She didn’t hear what he’d said then, and he told her again, asking if she were all right; she sounded tired, distracted. She laughed a little, making him go away by calming him. He told her again he loved her and wanted to be with her. To make love. She was silent, watching the man across the barroom, catching his glance as he tried to get the waitress’s attention.
“Do you miss me?” her husband asked.
The man was looking at her. Her husband asked her if she was looking forward to making love when she got back into town. She kept staring at the man. Her husband asked again.
“Yes, darling. Of course I am….”
But it was a lie. It never stopped being one. He did nothing for her. She wanted something that would make her forget who she was, what her life was. Something real.
Something unreal.
Her husband had gone to get the kids though she told him not to. He wouldn’t listen, and when she lifted cold fingers from her closed eyes, head bowed in private irritation, the man was standing next to her, buying cigarettes from a machine.

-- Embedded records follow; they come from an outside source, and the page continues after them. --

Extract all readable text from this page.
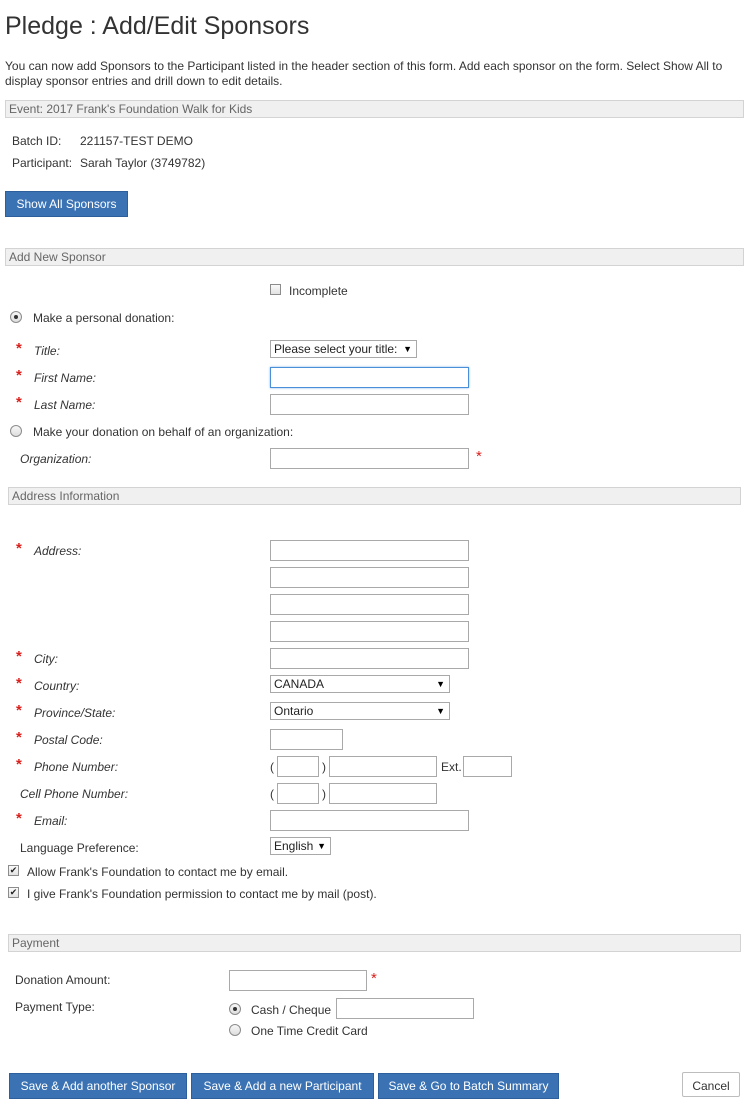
Pledge : Add/Edit Sponsors
You can now add Sponsors to the Participant listed in the header section of this form. Add each sponsor on the form. Select Show All to display sponsor entries and drill down to edit details.
Event: 2017 Frank's Foundation Walk for Kids
Batch ID: 221157-TEST DEMO
Participant: Sarah Taylor (3749782)
Show All Sponsors
Add New Sponsor
Incomplete
Make a personal donation:
* Title:	Please select your title: ▼
* First Name:
* Last Name:
Make your donation on behalf of an organization:
Organization:	*
Address Information
* Address:
* City:
* Country:	CANADA	▼
* Province/State:	Ontario	▼
* Postal Code:
* Phone Number:	(	)	Ext.
Cell Phone Number:	(	)
* Email:
Language Preference:	English ▼
✔ Allow Frank's Foundation to contact me by email.
✔ I give Frank's Foundation permission to contact me by mail (post).
Payment
Donation Amount:	*
Payment Type:	Cash / Cheque
One Time Credit Card
Save & Add another Sponsor	Save & Add a new Participant	Save & Go to Batch Summary	Cancel
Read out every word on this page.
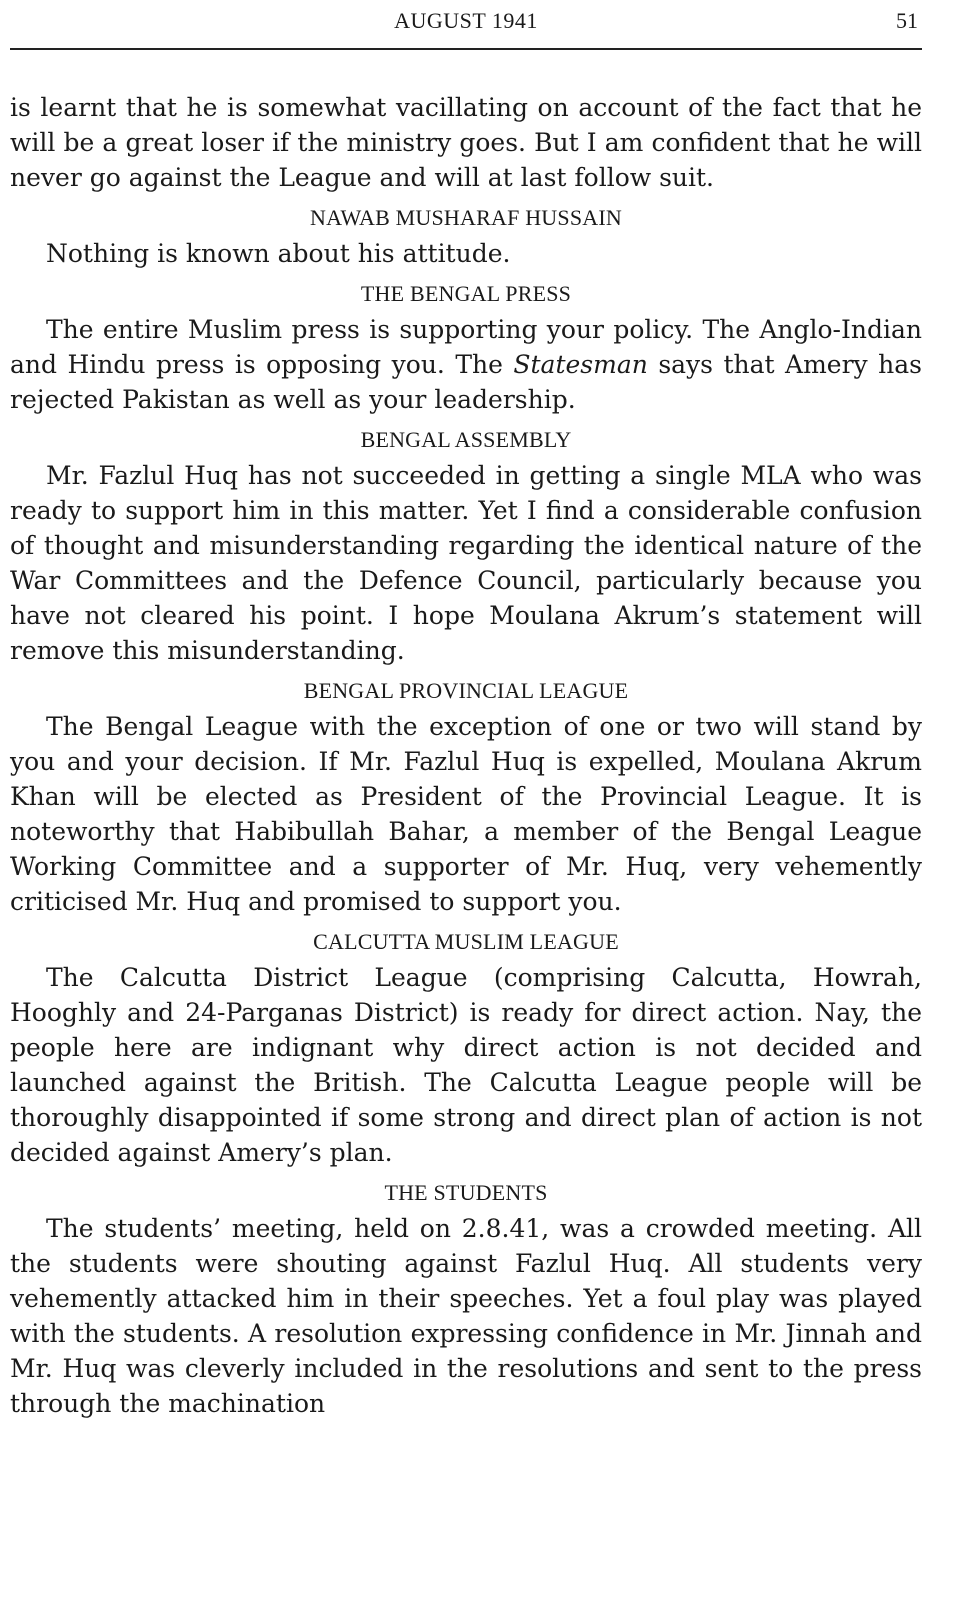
AUGUST 1941	51

is learnt that he is somewhat vacillating on account of the fact that he will be a great loser if the ministry goes. But I am confident that he will never go against the League and will at last follow suit.

NAWAB MUSHARAF HUSSAIN

Nothing is known about his attitude.

THE BENGAL PRESS

The entire Muslim press is supporting your policy. The Anglo-Indian and Hindu press is opposing you. The Statesman says that Amery has rejected Pakistan as well as your leadership.

BENGAL ASSEMBLY

Mr. Fazlul Huq has not succeeded in getting a single MLA who was ready to support him in this matter. Yet I find a considerable confusion of thought and misunderstanding regarding the identical nature of the War Committees and the Defence Council, particularly because you have not cleared his point. I hope Moulana Akrum’s statement will remove this misunderstanding.

BENGAL PROVINCIAL LEAGUE

The Bengal League with the exception of one or two will stand by you and your decision. If Mr. Fazlul Huq is expelled, Moulana Akrum Khan will be elected as President of the Provincial League. It is noteworthy that Habibullah Bahar, a member of the Bengal League Working Committee and a supporter of Mr. Huq, very vehemently criticised Mr. Huq and promised to support you.

CALCUTTA MUSLIM LEAGUE

The Calcutta District League (comprising Calcutta, Howrah, Hooghly and 24-Parganas District) is ready for direct action. Nay, the people here are indignant why direct action is not decided and launched against the British. The Calcutta League people will be thoroughly disappointed if some strong and direct plan of action is not decided against Amery’s plan.

THE STUDENTS

The students’ meeting, held on 2.8.41, was a crowded meeting. All the students were shouting against Fazlul Huq. All students very vehemently attacked him in their speeches. Yet a foul play was played with the students. A resolution expressing confidence in Mr. Jinnah and Mr. Huq was cleverly included in the resolutions and sent to the press through the machination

“Say hello to Mommy, kids.”
The kids spoke sleepily over the phone while the man stared at her, lighting his cigarette, eyes unblinking. She told them to go to sleep, and that she loved them. But she was watching the man’s eyes moving down her face, slowly to her neck, her breasts. Further. He quickly looked back at her and she allowed the look to do whatever it wanted.
They went to his room.
Nothing was said. They made love all night and she clutched at the sheets on either side of her sweating stomach with both hands, bunching up the starched cotton, screaming. He touched her so faintly at one point, it felt like nothing more than a thought; a wish. Her body arched and tensed, the pillow beneath her head soaked.
He tied her to the bedposts with silk scarves and blew softly onto her salty mouth, gently kissed her eyelids. He circled his tongue around her ears and whispered rapist demands that made her come. He massaged her until her skin effervesced, until her fingers pulled wildly at the scarves that held her wrists to the bed. Until she moaned with such pleasure, she thought she was in someone else’s body.
Or had left her own.
Everything he did aroused her like she’d never been and when he finally untied her, she slept against his chest, held in his soothing arms. She murmured over and over how incredible it had been, stunned by what he’d made her feel. What he was still making her feel.
He said the only thing he would.
“You won’t forget tonight.”
When she awakened at dawn, he was gone. No note, no sign. There was a knock on the door and she answered, wrapping a towel around herself. Room service rolled in a large breakfast, complete with omelet, café au lait, and a newspaper.
He’d taken care of everything.
She sat in bed and ate, untying the newspaper, aching sweetly from the evening, covered with tender welts and bite marks. The food tasted delicious and the flavors on her tongue made her want to make love. She smiled, listened to the birds outside her window. Their soft opera gave her goose bumps, and as she opened the newspaper, the sound of its crisp folds made her nipples tingle. She laughed a little, remembering the incredible way he’d licked and sucked them last night. They were still sensitive.
As she read, she sipped at her coffee and the creamy heat of it made her part her legs slightly as it spread over her tongue and ran down her throat, warm like sperm.
She began to breathe harder, sipping more, twisting her shoulders as a tingle ran delicate electricity across her shoulders; up her spine.
As she read the front page, she allowed her fingers to drift on the inky surface and could feel the words; their shape and length. The curve of the individual letters. The sound the sentences created in her mind.
She felt herself getting wet.
It was
The ice in the orange juice was melting and when it rubbed against the glass, the sound made her softly, involuntarily moan. She smiled and lit a cigarette, sensing an unfamiliar fulfillment in her cells and nerves. A happiness.
Lost control.
The cigarette flame gave off a heat she could actually feel and she began to perspire. She shook a bit, grinning, and blew the match out, watching the tiny curls of smoke that peeled from its blackened tip and smelled like the man’s scent. She couldn’t stop herself from sliding a trembling hand onto a breast. Her skin was hot and as the sounds of the birds got louder outside her window and the hotel began to wake up below her, making faraway morning sounds, she listened and began to groan pleasurably from the noise.